10:06am: Talkline with Hoppy Kercheval

Idle youth equals lost opportunity

A significant portion of the country’s youth has, among other things, a lot of time on their hands.

Research by Opportunity Nation—a bipartisan organization comprised of 250 community, education, faith-based and business groups—finds that almost six million young people from ages 16 to 24 are neither in school nor at work.

That means 15 percent of all young men and women have nothing to do.

The percent is even higher in West Virginia.  The study found that 20 percent, or one in five West Virginians age 16 to 24, are not collecting a pay check or furthering their education.

There’s plenty of research to show that high school dropouts and idle youth are at a much higher risk of drug use, crime, unmarried childbearing and other activity that is costly to the individual, as well as society.

But it’s unfair to categorize all these young men and women as layabouts.

“This is not a group that we can write off,” said Mark Edwards with Opportunity Nation.  The tendency is to see them as lost souls and see them as unsavable.  They are not.”  But the less educated they are, or the more trouble they have finding a job, the more likely it is that they will become reprobates.

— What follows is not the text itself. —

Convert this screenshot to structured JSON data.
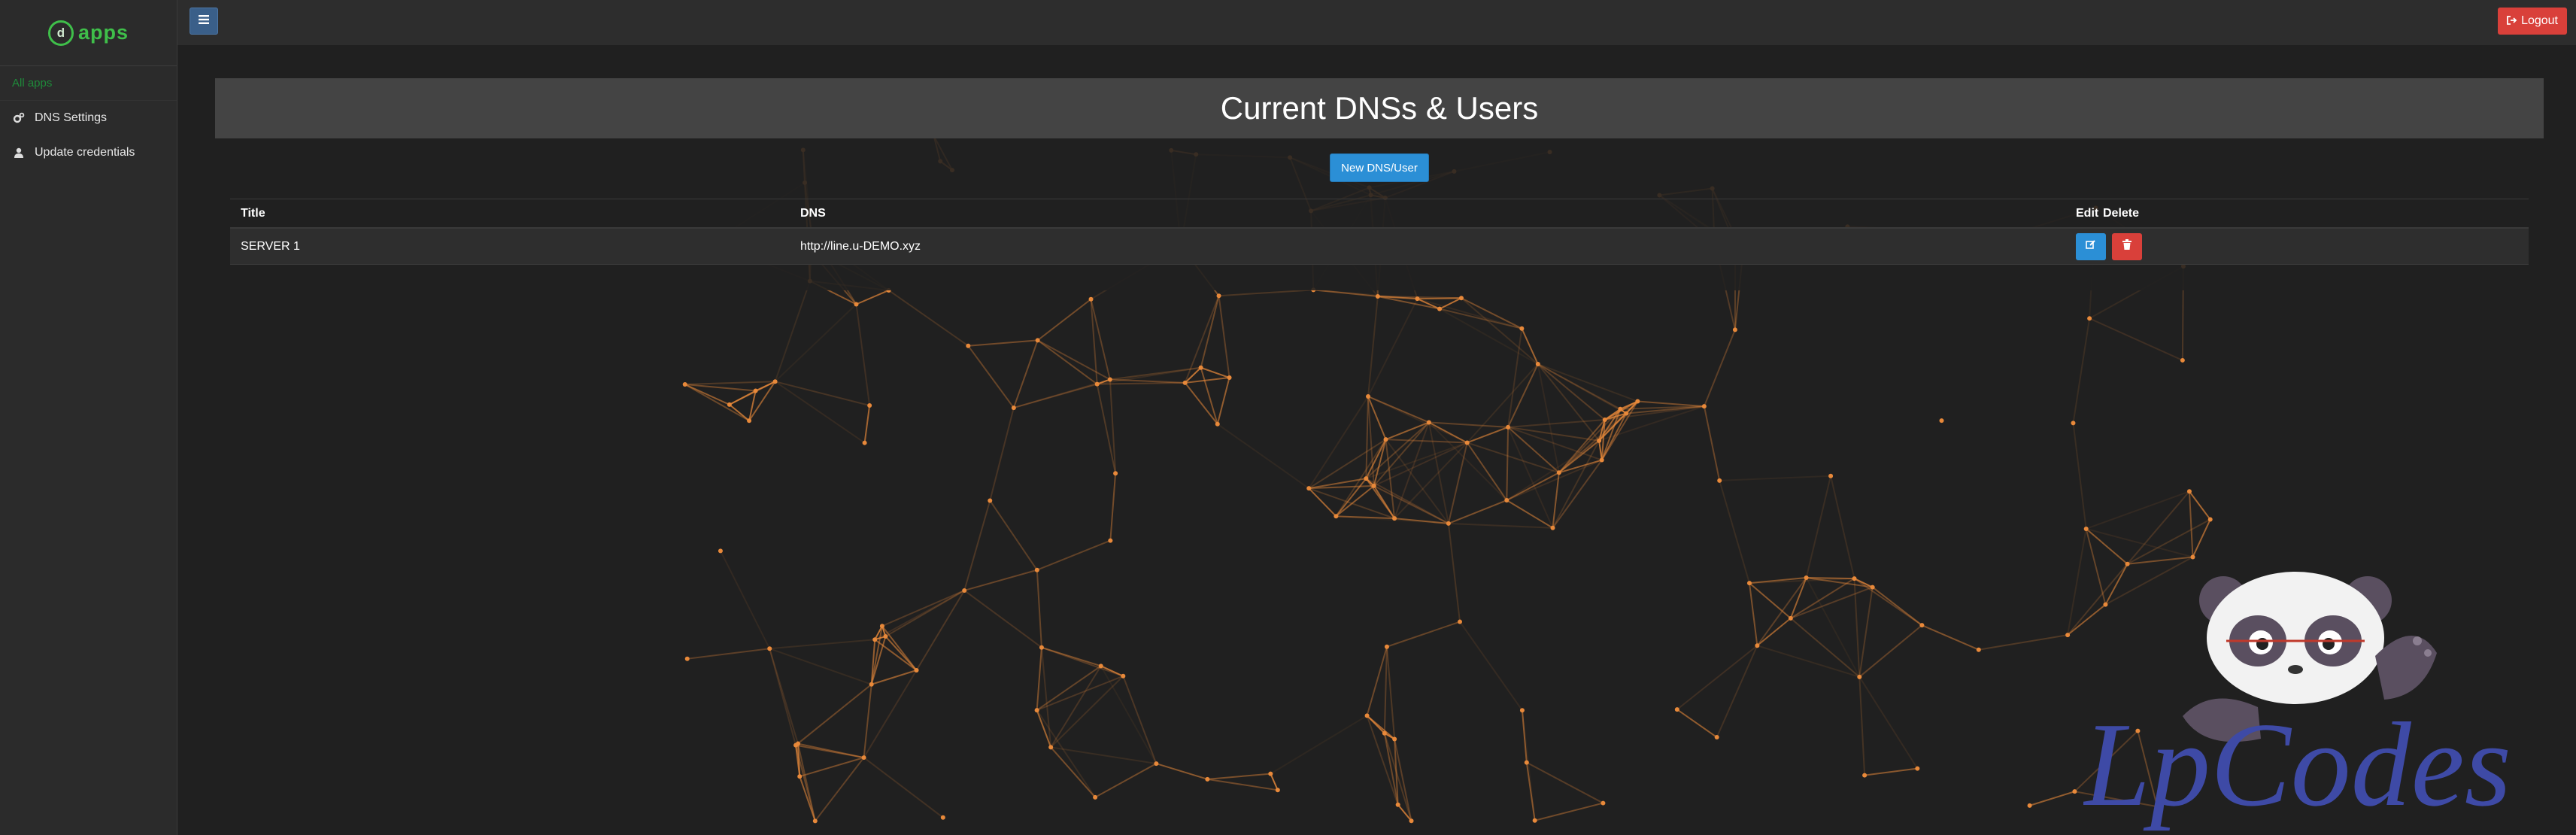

According to the study, “By 2018, more than 60 percent of American jobs will require at least an associate’s degree. But we aren’t training our rising generation to meet these workforce demands.”

All this untapped potential is expensive, says Opportunity Nation.  “They cost taxpayers $93 billion annually and $1.6 trillion over their lifetimes in lost revenues and increased social services.”

Meanwhile, the United States is losing ground to other countries when it comes to having the best educated workforce.  The New York Times cites a report by the Organization for Economic Cooperation saying Americans are “comparatively weak-to-poor” in math, science and literacy skills when compared with other industrialized countries.

“The United States… has yet to take on a sense of urgency about this issue,” the Times concluded in an editorial.  “If that does not happen soon, the country will pay a long-term price.”

All of this news is disheartening.

One of the backbones of the country’s economic power has been the willingness and ability of individuals to work hard and earn their success. But now it appears for many young people today the opportunities are either more limited or require skills they simply do not have.

And that adds up to a lot of wasted time and potential.